Alright. So, finally, seven days in, I’ve finished my plan for my series . . . Except I really actually haven’t. Sure, I still need to finish the plan for book number five, but that’s set years after the other four, so won’t need to be so tightly connected with the other four.
Anyway, it’s day seven and now I’m finally ready to shut up and actually write. I guess that means a novel isn’t really born. I haven’t even written a word into the first draft. So at best, I would say that my novel at the stage of conception . . . What the heck am I talking about?
So, now that I have a plan/rough-ish outline, I should be able to actually finish it. Should. If I don’t . . . Well, I don’t know. I can’t imagine that will happen, because now I know what’s happening. Now I know virtually everything important (and some not important) that happens (except for how to start this thing, which is the part that I really should have planned first, seeing as how that’s the part I always have trouble with).
I guess now I can participate in Camp NaNoWriMo without banging my head on my laptop with the knowledge that I would never be able to salvage the monstrosity that I wrote. And even though I said I wasn’t aiming to write 50000 words by the end of it, I still set my personal goal to 75000 words, because that’s how many words I estimate it would take me to finish book number one (which I’ve named Syndicate, and named the series Vital Strike. You know. Because all of you were just dying to know).
To conclude, when I hit the “Publish Post” button on this blog post, the first thing I’m going to do is go into my word document and stare at the blank page while I try to figure out just how to get this train rolling.
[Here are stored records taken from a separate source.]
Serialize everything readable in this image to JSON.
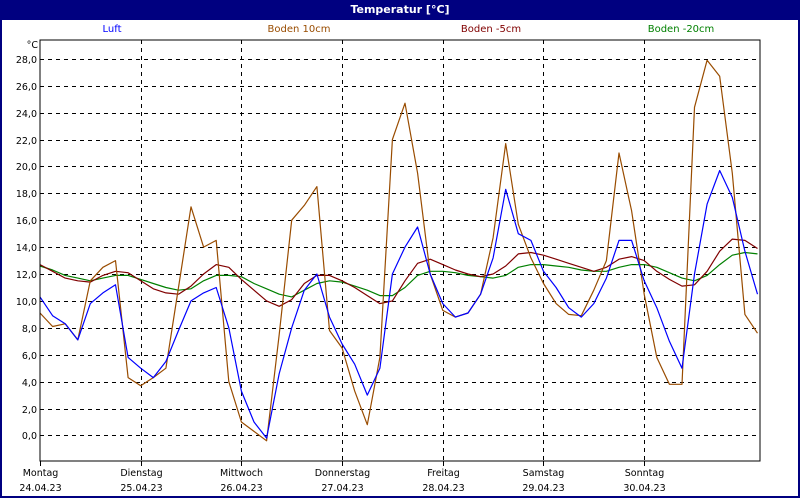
{
  "window": {
    "title": "Temperatur [°C]"
  },
  "chart_data": {
    "type": "line",
    "title": "Temperatur [°C]",
    "ylabel": "°C",
    "xlabel": "",
    "ylim": [
      -1.9,
      29.4
    ],
    "xlim": [
      "24.04.23 00:00",
      "01.05.23 03:36"
    ],
    "grid": true,
    "legend_position": "top",
    "y_ticks": [
      "0,0",
      "2,0",
      "4,0",
      "6,0",
      "8,0",
      "10,0",
      "12,0",
      "14,0",
      "16,0",
      "18,0",
      "20,0",
      "22,0",
      "24,0",
      "26,0",
      "28,0"
    ],
    "y_tick_values": [
      0,
      2,
      4,
      6,
      8,
      10,
      12,
      14,
      16,
      18,
      20,
      22,
      24,
      26,
      28
    ],
    "x_ticks": [
      {
        "day": "Montag",
        "date": "24.04.23"
      },
      {
        "day": "Dienstag",
        "date": "25.04.23"
      },
      {
        "day": "Mittwoch",
        "date": "26.04.23"
      },
      {
        "day": "Donnerstag",
        "date": "27.04.23"
      },
      {
        "day": "Freitag",
        "date": "28.04.23"
      },
      {
        "day": "Samstag",
        "date": "29.04.23"
      },
      {
        "day": "Sonntag",
        "date": "30.04.23"
      }
    ],
    "x": [
      "24.04.23 00:00",
      "24.04.23 03:00",
      "24.04.23 06:00",
      "24.04.23 09:00",
      "24.04.23 12:00",
      "24.04.23 15:00",
      "24.04.23 18:00",
      "24.04.23 21:00",
      "25.04.23 00:00",
      "25.04.23 03:00",
      "25.04.23 06:00",
      "25.04.23 09:00",
      "25.04.23 12:00",
      "25.04.23 15:00",
      "25.04.23 18:00",
      "25.04.23 21:00",
      "26.04.23 00:00",
      "26.04.23 03:00",
      "26.04.23 06:00",
      "26.04.23 09:00",
      "26.04.23 12:00",
      "26.04.23 15:00",
      "26.04.23 18:00",
      "26.04.23 21:00",
      "27.04.23 00:00",
      "27.04.23 03:00",
      "27.04.23 06:00",
      "27.04.23 09:00",
      "27.04.23 12:00",
      "27.04.23 15:00",
      "27.04.23 18:00",
      "27.04.23 21:00",
      "28.04.23 00:00",
      "28.04.23 03:00",
      "28.04.23 06:00",
      "28.04.23 09:00",
      "28.04.23 12:00",
      "28.04.23 15:00",
      "28.04.23 18:00",
      "28.04.23 21:00",
      "29.04.23 00:00",
      "29.04.23 03:00",
      "29.04.23 06:00",
      "29.04.23 09:00",
      "29.04.23 12:00",
      "29.04.23 15:00",
      "29.04.23 18:00",
      "29.04.23 21:00",
      "30.04.23 00:00",
      "30.04.23 03:00",
      "30.04.23 06:00",
      "30.04.23 09:00",
      "30.04.23 12:00",
      "30.04.23 15:00",
      "30.04.23 18:00",
      "30.04.23 21:00",
      "01.05.23 00:00",
      "01.05.23 03:00"
    ],
    "series": [
      {
        "name": "Luft",
        "color": "#0000ff",
        "values": [
          10.3,
          8.9,
          8.3,
          7.1,
          9.8,
          10.6,
          11.2,
          5.8,
          5.0,
          4.3,
          5.5,
          7.8,
          10.0,
          10.6,
          11.0,
          8.0,
          3.3,
          1.0,
          -0.2,
          4.6,
          8.0,
          10.8,
          12.0,
          8.8,
          6.8,
          5.3,
          3.0,
          5.0,
          12.0,
          14.0,
          15.5,
          12.0,
          9.8,
          8.8,
          9.1,
          10.5,
          13.2,
          18.3,
          15.0,
          14.5,
          12.2,
          11.0,
          9.5,
          8.8,
          9.8,
          11.7,
          14.5,
          14.5,
          11.5,
          9.5,
          7.0,
          5.0,
          12.0,
          17.2,
          19.7,
          17.7,
          13.7,
          10.5
        ]
      },
      {
        "name": "Boden 10cm",
        "color": "#994c00",
        "values": [
          9.1,
          8.1,
          8.3,
          7.1,
          11.5,
          12.5,
          13.0,
          4.3,
          3.7,
          4.3,
          5.0,
          11.0,
          17.0,
          14.0,
          14.5,
          4.0,
          1.0,
          0.3,
          -0.4,
          7.5,
          16.0,
          17.1,
          18.5,
          7.8,
          6.5,
          3.3,
          0.8,
          5.8,
          22.0,
          24.7,
          19.5,
          12.0,
          9.3,
          8.8,
          9.1,
          10.5,
          14.7,
          21.7,
          15.7,
          13.2,
          11.3,
          9.8,
          9.0,
          8.9,
          10.8,
          13.0,
          21.0,
          16.7,
          10.5,
          5.8,
          3.8,
          3.8,
          24.4,
          27.9,
          26.7,
          19.5,
          9.0,
          7.6
        ]
      },
      {
        "name": "Boden -5cm",
        "color": "#800000",
        "values": [
          12.7,
          12.2,
          11.7,
          11.5,
          11.4,
          11.9,
          12.2,
          12.1,
          11.5,
          10.9,
          10.6,
          10.5,
          11.1,
          12.0,
          12.7,
          12.5,
          11.6,
          10.8,
          10.0,
          9.6,
          10.1,
          11.3,
          11.9,
          11.9,
          11.5,
          11.0,
          10.4,
          9.8,
          10.0,
          11.5,
          12.8,
          13.1,
          12.7,
          12.3,
          12.0,
          11.8,
          12.0,
          12.6,
          13.5,
          13.6,
          13.4,
          13.1,
          12.8,
          12.5,
          12.2,
          12.5,
          13.1,
          13.3,
          13.0,
          12.2,
          11.6,
          11.1,
          11.2,
          12.2,
          13.7,
          14.6,
          14.5,
          13.9
        ]
      },
      {
        "name": "Boden -20cm",
        "color": "#008000",
        "values": [
          12.6,
          12.3,
          11.9,
          11.7,
          11.5,
          11.7,
          11.9,
          11.9,
          11.6,
          11.3,
          11.0,
          10.8,
          10.9,
          11.5,
          11.9,
          11.9,
          11.8,
          11.3,
          10.9,
          10.5,
          10.3,
          10.8,
          11.3,
          11.5,
          11.4,
          11.1,
          10.8,
          10.4,
          10.4,
          11.0,
          11.9,
          12.2,
          12.2,
          12.1,
          11.9,
          11.8,
          11.7,
          11.9,
          12.5,
          12.7,
          12.7,
          12.6,
          12.5,
          12.3,
          12.2,
          12.2,
          12.5,
          12.7,
          12.7,
          12.5,
          12.1,
          11.7,
          11.5,
          11.9,
          12.7,
          13.4,
          13.6,
          13.5
        ]
      }
    ]
  }
}
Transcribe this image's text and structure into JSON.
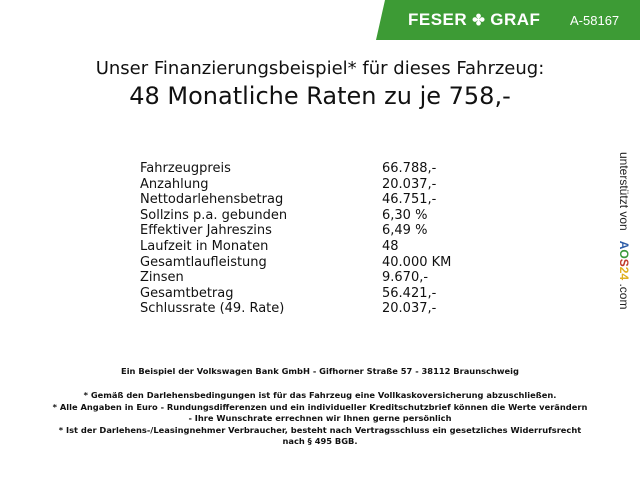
{
  "header": {
    "brand_left": "FESER",
    "brand_right": "GRAF",
    "brand_icon": "clover-icon",
    "code": "A-58167",
    "color": "#3d9b35"
  },
  "title": {
    "line1": "Unser Finanzierungsbeispiel* für dieses Fahrzeug:",
    "line2": "48 Monatliche Raten zu je 758,-"
  },
  "rows": [
    {
      "label": "Fahrzeugpreis",
      "value": "66.788,-"
    },
    {
      "label": "Anzahlung",
      "value": "20.037,-"
    },
    {
      "label": "Nettodarlehensbetrag",
      "value": "46.751,-"
    },
    {
      "label": "Sollzins p.a. gebunden",
      "value": "6,30 %"
    },
    {
      "label": "Effektiver Jahreszins",
      "value": "6,49 %"
    },
    {
      "label": "Laufzeit in Monaten",
      "value": "48"
    },
    {
      "label": "Gesamtlaufleistung",
      "value": "40.000 KM"
    },
    {
      "label": "Zinsen",
      "value": "9.670,-"
    },
    {
      "label": "Gesamtbetrag",
      "value": "56.421,-"
    },
    {
      "label": "Schlussrate (49. Rate)",
      "value": "20.037,-"
    }
  ],
  "side": {
    "prefix": "unterstützt von",
    "logo": "AOS24",
    "suffix": ".com"
  },
  "footer": {
    "bank": "Ein Beispiel der Volkswagen Bank GmbH - Gifhorner Straße 57 - 38112 Braunschweig",
    "note1": "* Gemäß den Darlehensbedingungen ist für das Fahrzeug eine Vollkaskoversicherung abzuschließen.",
    "note2a": "* Alle Angaben in Euro - Rundungsdifferenzen und ein individueller Kreditschutzbrief können die Werte verändern",
    "note2b": "- Ihre Wunschrate errechnen wir Ihnen gerne persönlich",
    "note3a": "* Ist der Darlehens-/Leasingnehmer Verbraucher, besteht nach Vertragsschluss ein gesetzliches Widerrufsrecht",
    "note3b": "nach § 495 BGB."
  }
}
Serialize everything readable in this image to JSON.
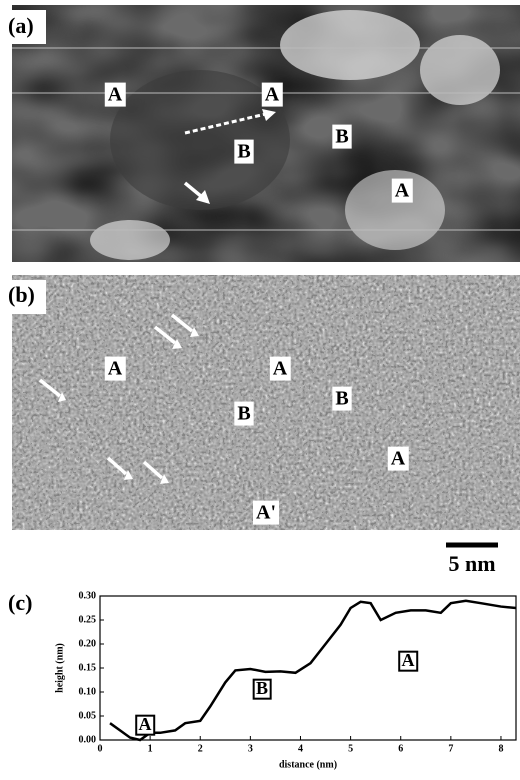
{
  "panel_a": {
    "label": "(a)",
    "marks": [
      "A",
      "A",
      "B",
      "B",
      "A"
    ]
  },
  "panel_b": {
    "label": "(b)",
    "marks": [
      "A",
      "A",
      "B",
      "B",
      "A",
      "A'"
    ]
  },
  "scale_bar": "5 nm",
  "chart_data": {
    "type": "line",
    "panel_label": "(c)",
    "xlabel": "distance (nm)",
    "ylabel": "height (nm)",
    "x": [
      0.2,
      0.4,
      0.6,
      0.8,
      1.0,
      1.2,
      1.5,
      1.7,
      2.0,
      2.2,
      2.5,
      2.7,
      3.0,
      3.3,
      3.6,
      3.9,
      4.2,
      4.5,
      4.8,
      5.0,
      5.2,
      5.4,
      5.6,
      5.9,
      6.2,
      6.5,
      6.8,
      7.0,
      7.3,
      7.6,
      8.0,
      8.3
    ],
    "values": [
      0.035,
      0.02,
      0.005,
      0.0,
      0.015,
      0.015,
      0.02,
      0.035,
      0.04,
      0.07,
      0.12,
      0.145,
      0.148,
      0.142,
      0.143,
      0.14,
      0.16,
      0.2,
      0.24,
      0.275,
      0.288,
      0.285,
      0.25,
      0.265,
      0.27,
      0.27,
      0.265,
      0.285,
      0.29,
      0.285,
      0.278,
      0.275
    ],
    "color": "#000000",
    "xlim": [
      0,
      8.3
    ],
    "xticks": [
      0,
      1,
      2,
      3,
      4,
      5,
      6,
      7,
      8
    ],
    "ylim": [
      0,
      0.3
    ],
    "yticks": [
      {
        "value": 0,
        "label": "0.00"
      },
      {
        "value": 0.05,
        "label": "0.05"
      },
      {
        "value": 0.1,
        "label": "0.10"
      },
      {
        "value": 0.15,
        "label": "0.15"
      },
      {
        "value": 0.2,
        "label": "0.20"
      },
      {
        "value": 0.25,
        "label": "0.25"
      },
      {
        "value": 0.3,
        "label": "0.30"
      }
    ],
    "annotations": [
      "A",
      "B",
      "A"
    ]
  }
}
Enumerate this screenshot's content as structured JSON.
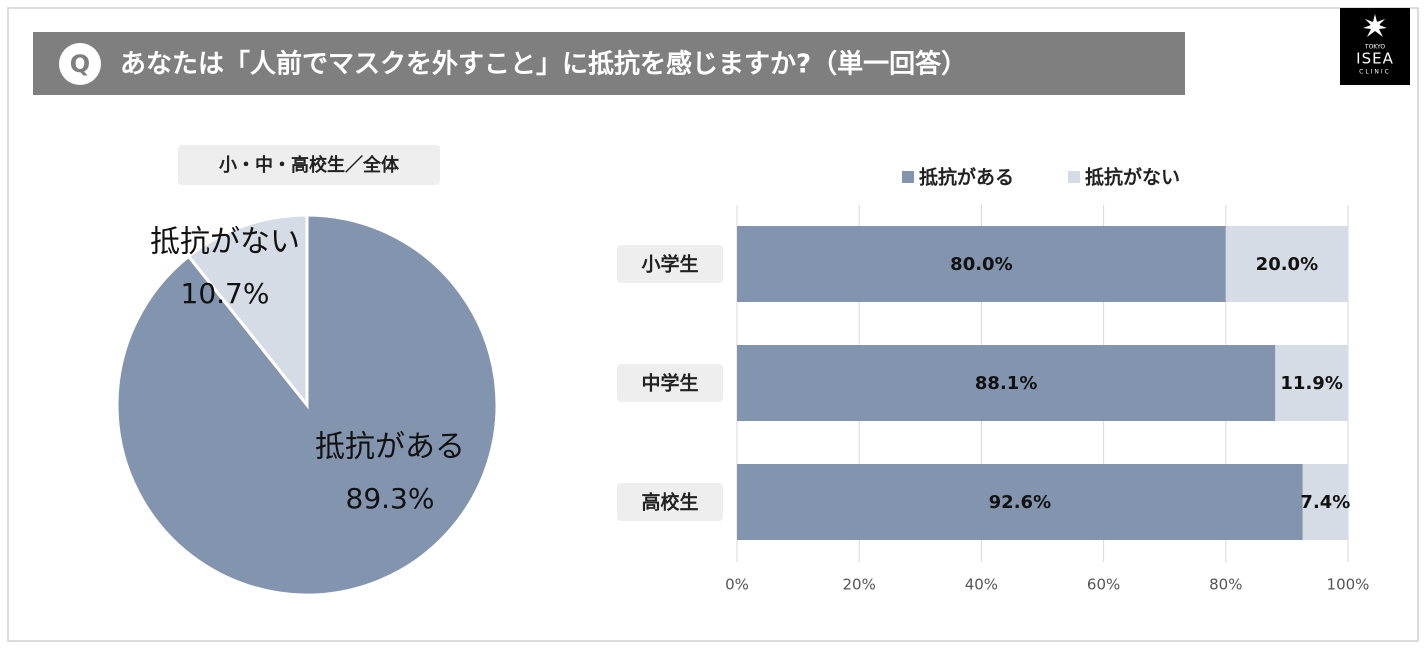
{
  "header": {
    "badge": "Q",
    "title": "あなたは「人前でマスクを外すこと」に抵抗を感じますか?（単一回答）"
  },
  "logo": {
    "top": "TOKYO",
    "name": "ISEA",
    "bottom": "CLINIC"
  },
  "chart_data": [
    {
      "type": "pie",
      "title": "小・中・高校生／全体",
      "categories": [
        "抵抗がある",
        "抵抗がない"
      ],
      "values": [
        89.3,
        10.7
      ],
      "value_labels": [
        "89.3%",
        "10.7%"
      ],
      "colors": [
        "#8395ae",
        "#d6dce5"
      ]
    },
    {
      "type": "bar",
      "orientation": "horizontal",
      "stacked": true,
      "categories": [
        "小学生",
        "中学生",
        "高校生"
      ],
      "series": [
        {
          "name": "抵抗がある",
          "color": "#8395ae",
          "values": [
            80.0,
            88.1,
            92.6
          ],
          "value_labels": [
            "80.0%",
            "88.1%",
            "92.6%"
          ]
        },
        {
          "name": "抵抗がない",
          "color": "#d6dce5",
          "values": [
            20.0,
            11.9,
            7.4
          ],
          "value_labels": [
            "20.0%",
            "11.9%",
            "7.4%"
          ]
        }
      ],
      "xlim": [
        0,
        100
      ],
      "xticks": [
        {
          "value": 0,
          "label": "0%"
        },
        {
          "value": 20,
          "label": "20%"
        },
        {
          "value": 40,
          "label": "40%"
        },
        {
          "value": 60,
          "label": "60%"
        },
        {
          "value": 80,
          "label": "80%"
        },
        {
          "value": 100,
          "label": "100%"
        }
      ],
      "grid": true,
      "legend": "top"
    }
  ]
}
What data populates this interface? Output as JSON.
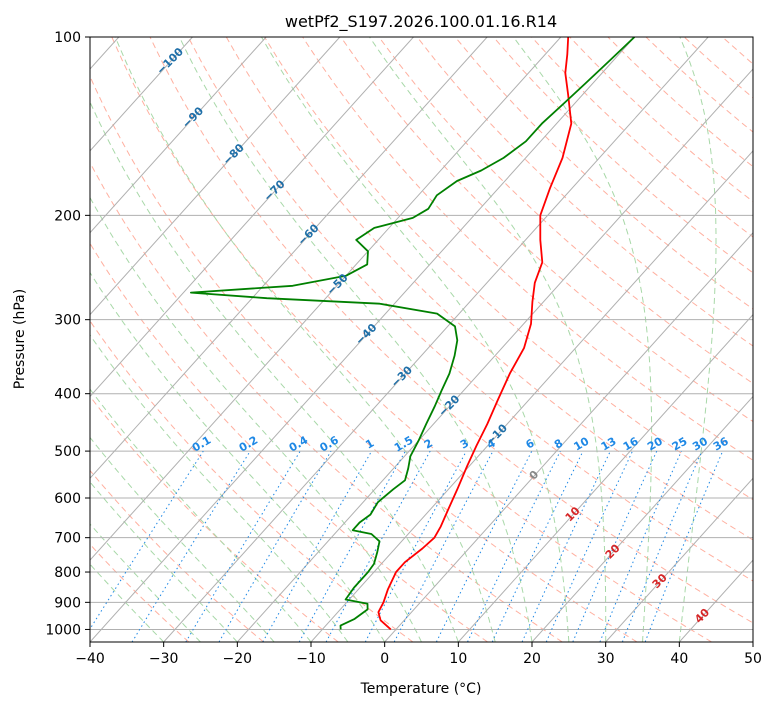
{
  "chart_data": {
    "type": "line",
    "title": "wetPf2_S197.2026.100.01.16.R14",
    "xlabel": "Temperature (°C)",
    "ylabel": "Pressure (hPa)",
    "xlim": [
      -40,
      50
    ],
    "ylim": [
      1000,
      100
    ],
    "x_ticks": [
      -40,
      -30,
      -20,
      -10,
      0,
      10,
      20,
      30,
      40,
      50
    ],
    "x_tick_labels": [
      "−40",
      "−30",
      "−20",
      "−10",
      "0",
      "10",
      "20",
      "30",
      "40",
      "50"
    ],
    "y_scale": "log",
    "y_ticks": [
      100,
      200,
      300,
      400,
      500,
      600,
      700,
      800,
      900,
      1000
    ],
    "y_tick_labels": [
      "100",
      "200",
      "300",
      "400",
      "500",
      "600",
      "700",
      "800",
      "900",
      "1000"
    ],
    "grid": true,
    "skew": true,
    "series": [
      {
        "kind": "temperature",
        "color": "#ff0000",
        "points": [
          [
            -0.7,
            1000
          ],
          [
            -3.2,
            965
          ],
          [
            -4.5,
            935
          ],
          [
            -5.0,
            900
          ],
          [
            -6.0,
            855
          ],
          [
            -7.0,
            800
          ],
          [
            -7.0,
            770
          ],
          [
            -6.3,
            730
          ],
          [
            -6.0,
            700
          ],
          [
            -6.5,
            670
          ],
          [
            -7.5,
            630
          ],
          [
            -8.8,
            580
          ],
          [
            -10.3,
            530
          ],
          [
            -11.5,
            490
          ],
          [
            -12.7,
            450
          ],
          [
            -14.2,
            410
          ],
          [
            -15.8,
            370
          ],
          [
            -17.0,
            335
          ],
          [
            -19.0,
            305
          ],
          [
            -21.5,
            280
          ],
          [
            -23.5,
            260
          ],
          [
            -25.0,
            240
          ],
          [
            -28.0,
            220
          ],
          [
            -31.0,
            200
          ],
          [
            -33.0,
            180
          ],
          [
            -35.0,
            160
          ],
          [
            -38.0,
            140
          ],
          [
            -42.0,
            125
          ],
          [
            -45.0,
            115
          ],
          [
            -47.0,
            107
          ],
          [
            -49.0,
            100
          ]
        ]
      },
      {
        "kind": "dewpoint",
        "color": "#008000",
        "points": [
          [
            -7.5,
            1000
          ],
          [
            -8.0,
            985
          ],
          [
            -6.9,
            960
          ],
          [
            -6.3,
            925
          ],
          [
            -7.0,
            905
          ],
          [
            -10.5,
            890
          ],
          [
            -10.8,
            850
          ],
          [
            -10.8,
            800
          ],
          [
            -11.0,
            775
          ],
          [
            -12.0,
            740
          ],
          [
            -13.0,
            710
          ],
          [
            -15.0,
            690
          ],
          [
            -18.0,
            680
          ],
          [
            -18.0,
            660
          ],
          [
            -17.5,
            640
          ],
          [
            -18.0,
            610
          ],
          [
            -17.5,
            580
          ],
          [
            -17.0,
            560
          ],
          [
            -18.0,
            535
          ],
          [
            -19.2,
            510
          ],
          [
            -20.0,
            480
          ],
          [
            -21.0,
            450
          ],
          [
            -22.0,
            420
          ],
          [
            -23.0,
            395
          ],
          [
            -24.0,
            370
          ],
          [
            -25.5,
            345
          ],
          [
            -27.0,
            325
          ],
          [
            -29.0,
            308
          ],
          [
            -33.0,
            293
          ],
          [
            -42.0,
            282
          ],
          [
            -58.0,
            276
          ],
          [
            -69.0,
            270
          ],
          [
            -56.0,
            263
          ],
          [
            -50.0,
            253
          ],
          [
            -48.5,
            242
          ],
          [
            -50.0,
            230
          ],
          [
            -53.0,
            220
          ],
          [
            -52.0,
            210
          ],
          [
            -48.0,
            202
          ],
          [
            -47.0,
            195
          ],
          [
            -47.5,
            185
          ],
          [
            -46.5,
            175
          ],
          [
            -44.5,
            168
          ],
          [
            -43.0,
            160
          ],
          [
            -42.0,
            150
          ],
          [
            -42.0,
            140
          ],
          [
            -41.5,
            130
          ],
          [
            -41.0,
            120
          ],
          [
            -40.5,
            110
          ],
          [
            -40.0,
            100
          ]
        ]
      }
    ],
    "isotherm_step": 10,
    "dry_adiabat_labels": [
      "−100",
      "−90",
      "−80",
      "−70",
      "−60",
      "−50",
      "−40",
      "−30",
      "−20",
      "−10",
      "0",
      "10",
      "20",
      "30",
      "40"
    ],
    "mixing_ratio_labels": [
      "0.1",
      "0.2",
      "0.4",
      "0.6",
      "1",
      "1.5",
      "2",
      "3",
      "4",
      "6",
      "8",
      "10",
      "13",
      "16",
      "20",
      "25",
      "30",
      "36"
    ],
    "mixing_ratio_values": [
      0.1,
      0.2,
      0.4,
      0.6,
      1,
      1.5,
      2,
      3,
      4,
      6,
      8,
      10,
      13,
      16,
      20,
      25,
      30,
      36
    ],
    "colors": {
      "isotherm": "#b0b0b0",
      "isobar": "#b0b0b0",
      "dry_adiabat": "#ffb0a0",
      "moist_adiabat": "#a8d8a8",
      "mixing_ratio": "#1e88e5",
      "label_cold": "#1f6fa8",
      "label_warm": "#d62728",
      "label_zero": "#888888"
    }
  }
}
I’m going to attempt to write 75000 words for the novel, even though I said I wasn’t even aiming for 50000 words (because that totally makes sense). And I’m . . . well, I guess that’s it. I’m going to go attempt to finally conquer this damn novel and laugh maniacally when it likely drives me further into insanity and makes me tear this laptop to pieces with my teeth and never think about writing again.
Don’t expect an update. See you all when I’m done with this thing.